Он ответил, слегка смутившись:
— У меня восьмого день рождения. Если интересно, возьми полистай, а я пару звонков сделаю.
Пока он разговаривал по поводу установки телефона какому-то фронтовику-инвалиду из Перми и доставки пенсии на дом старушке в Люберцах, я взял пачку корреспонденции. В письмах, открытках и телеграммах из Калининграда и Самарканда, Норильска и Хабаровска, Тбилиси и Магадана, из поселков городского типа и колоний строгого режима поздравляли с днем рождения, желали здоровья и о чем только не просили: помочь газ в дом провести, крышу перекрыть, в детский садик ребенка устроить, любимого вернуть, посодействовать в условно-досрочном освобождении и даже стать крестным отцом...

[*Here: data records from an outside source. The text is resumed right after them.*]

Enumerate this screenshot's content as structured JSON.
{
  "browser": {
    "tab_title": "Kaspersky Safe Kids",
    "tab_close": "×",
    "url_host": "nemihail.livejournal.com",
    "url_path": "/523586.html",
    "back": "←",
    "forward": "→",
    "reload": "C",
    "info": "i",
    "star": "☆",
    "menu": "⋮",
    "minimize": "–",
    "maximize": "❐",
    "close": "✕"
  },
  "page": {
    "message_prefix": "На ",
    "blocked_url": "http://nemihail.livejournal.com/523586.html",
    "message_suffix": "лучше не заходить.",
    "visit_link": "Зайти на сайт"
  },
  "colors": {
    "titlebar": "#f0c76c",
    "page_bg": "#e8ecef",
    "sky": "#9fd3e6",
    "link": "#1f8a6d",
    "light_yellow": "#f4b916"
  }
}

К Матвееву обращались как к очень близкому человеку, который обязательно откликнется, поможет, не подозревая, в каком жутком положении он сам находился в эту пору — после V съезда кинематографистов СССР, где перестраивающиеся предали анафеме мастеров экрана и провозгласили наступление эры свободы, демократии и вседозволенности.

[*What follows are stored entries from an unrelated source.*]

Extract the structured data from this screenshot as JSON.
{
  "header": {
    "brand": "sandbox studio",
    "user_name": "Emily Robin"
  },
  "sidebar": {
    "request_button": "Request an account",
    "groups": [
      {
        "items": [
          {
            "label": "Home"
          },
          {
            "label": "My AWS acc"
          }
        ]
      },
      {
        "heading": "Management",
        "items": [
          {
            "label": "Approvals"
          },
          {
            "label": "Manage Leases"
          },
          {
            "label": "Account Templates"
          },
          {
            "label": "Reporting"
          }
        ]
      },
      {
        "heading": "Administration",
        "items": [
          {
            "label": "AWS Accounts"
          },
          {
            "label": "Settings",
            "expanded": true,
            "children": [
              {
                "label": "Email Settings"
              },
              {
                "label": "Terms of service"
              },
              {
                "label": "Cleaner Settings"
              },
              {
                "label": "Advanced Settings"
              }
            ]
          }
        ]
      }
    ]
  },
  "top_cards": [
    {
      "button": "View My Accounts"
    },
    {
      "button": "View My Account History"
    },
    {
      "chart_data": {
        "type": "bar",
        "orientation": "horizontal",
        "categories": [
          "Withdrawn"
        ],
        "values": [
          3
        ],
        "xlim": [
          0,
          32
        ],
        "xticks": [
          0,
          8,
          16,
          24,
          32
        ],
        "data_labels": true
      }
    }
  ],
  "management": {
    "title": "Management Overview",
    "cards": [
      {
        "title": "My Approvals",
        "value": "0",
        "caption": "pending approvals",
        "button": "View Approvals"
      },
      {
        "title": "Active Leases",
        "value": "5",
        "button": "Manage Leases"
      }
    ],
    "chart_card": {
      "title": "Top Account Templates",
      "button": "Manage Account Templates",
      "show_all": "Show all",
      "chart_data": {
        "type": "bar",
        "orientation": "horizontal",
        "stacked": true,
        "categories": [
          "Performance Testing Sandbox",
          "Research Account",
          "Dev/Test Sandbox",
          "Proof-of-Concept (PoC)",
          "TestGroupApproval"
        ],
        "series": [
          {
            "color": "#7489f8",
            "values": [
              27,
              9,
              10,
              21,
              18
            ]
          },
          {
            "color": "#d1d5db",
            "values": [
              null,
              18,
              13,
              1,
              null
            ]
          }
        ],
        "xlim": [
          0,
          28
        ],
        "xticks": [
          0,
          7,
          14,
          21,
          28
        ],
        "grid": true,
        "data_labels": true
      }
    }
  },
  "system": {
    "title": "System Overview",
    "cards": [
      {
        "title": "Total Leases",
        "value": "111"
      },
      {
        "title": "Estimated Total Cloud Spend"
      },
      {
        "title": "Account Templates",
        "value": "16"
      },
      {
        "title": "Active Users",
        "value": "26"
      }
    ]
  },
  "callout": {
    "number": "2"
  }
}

В пору крушения, как ему казалось, всего и вся, когда Евгений Семенович был на грани самоубийства. Мечущийся в своем тесном кабинетике в панельном доме у мифической речушки Сетунь недалеко от Мосфильмовской, Матвеев был похож на ссутулившегося, поседевшего, с потухшими глазами Гамлета, которого предали не только Розенкранц и Гильденстерн, но и друг Горацио, и даже тень отца.
Я, журналист и начинающий сценарист, впервые столкнулся с такой силы отчаянием и безысходностью одиночества — одиночества всей стране известного, поистине народного артиста. И впервые по-настоящему задумался над тем, в каком жестоком и неблагодарном мире мы живем.

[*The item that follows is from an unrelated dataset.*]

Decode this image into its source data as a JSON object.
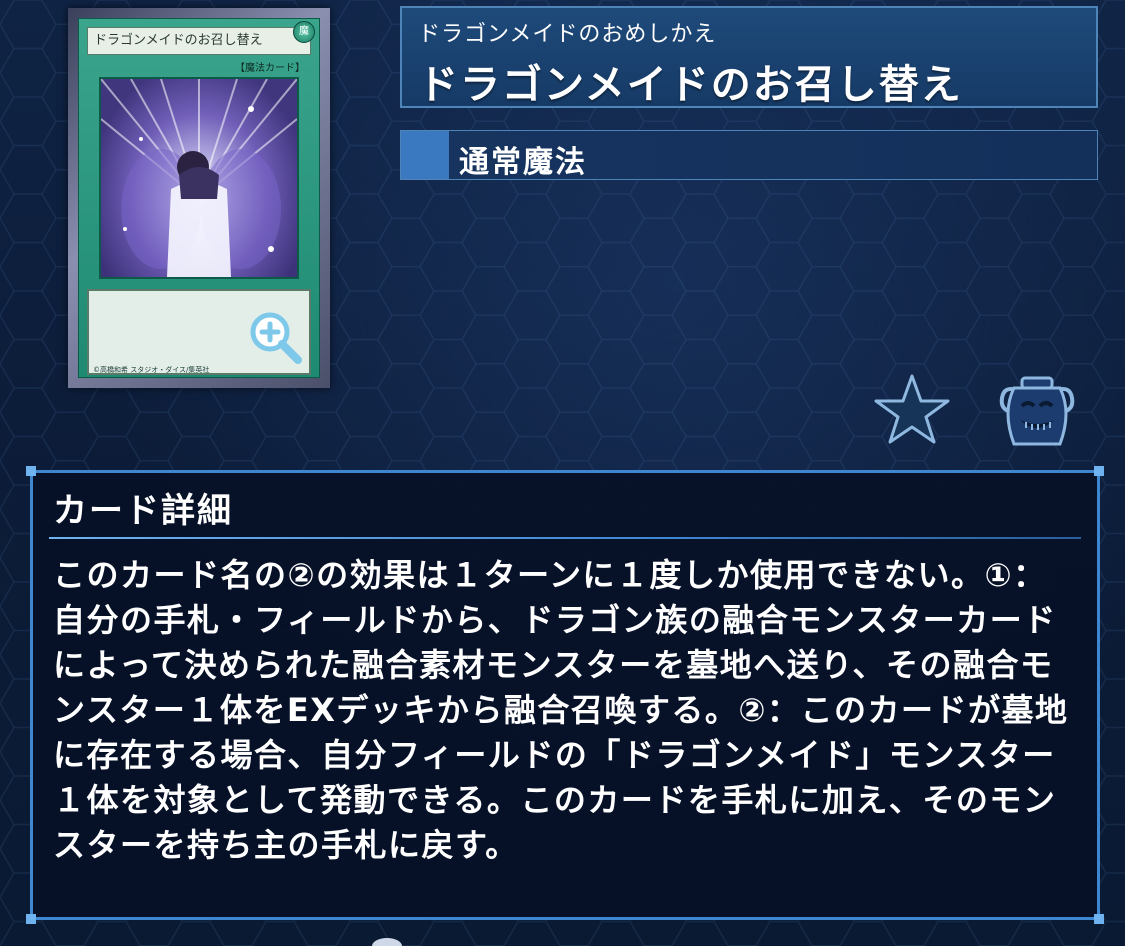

А ведь уже немало повидал: как корреспондент журнала «Человек и закон» ездил по лагерям и тюрьмам, записывал исповеди заключенных. Одна из них, и познакомившая нас с Матвеевым, меня просто перевернула. Это был рассказ егеря, который не стал обслуживать районное начальство, любившее поохотиться с вертолета с помощью «калашниковых». Его за это наказали: сожгли дом, избили до полусмерти и распяли на дереве. Егерь не успокоился, тогда на него повесили несколько преступлений, приговорив к двенадцати годам лишения свободы.
Я написал сценарий об этом и отвез его на «Мосфильм».
Через какое-то время прихожу вечером домой, а домашние говорят, что звонили от Матвеева, просили перезвонить ему лично, оставили номер телефона. Было уже около полуночи, но я от волнения не мог ждать. Трубку взяли неожиданно быстро. Показалось, Матвеев сидел у аппарата и ждал звонка от кого угодно...
Быть может, Евгений Семенович немного выпил, потому что тот ночной разговор вовсе не вязался и не клеился с образом, знакомым по фильмам. Он говорил мне, совершенно незнакомому человеку, что устал, что все надоело, что всю жизнь, сколько себя помнил, просыпался утром с радостью, с желанием, восторгом, а теперь просыпаться не хочется. Что если бы не семья, не Лидочка, ушел бы, совсем ушел, притом не просто, а к чертовой матери...
— Сценарий прочитал, — сказал напоследок Матвеев.
— Конечно, это не совсем то, верней совсем не то, чего хотелось бы.
— Так за чем же дело стало? — обиделся я.
— Завтра жду на студии. Потолкуе...кха-кхак-к... — зайдясь в кашле, он бросил трубку.
Впервые я увидел Матвеева в «Поднятой целине» — и как подавляющее большинство советских граждан, был потрясен. Его пронзительного, какого-то эллинского по масштабу и непосредственности, чистоте восприятия мира Макара Нагульнова я и вспоминал, ожидая Евгения Семеновича в одном из пустынных коридоров «Мосфильма», где явно проглядывались следы запустения.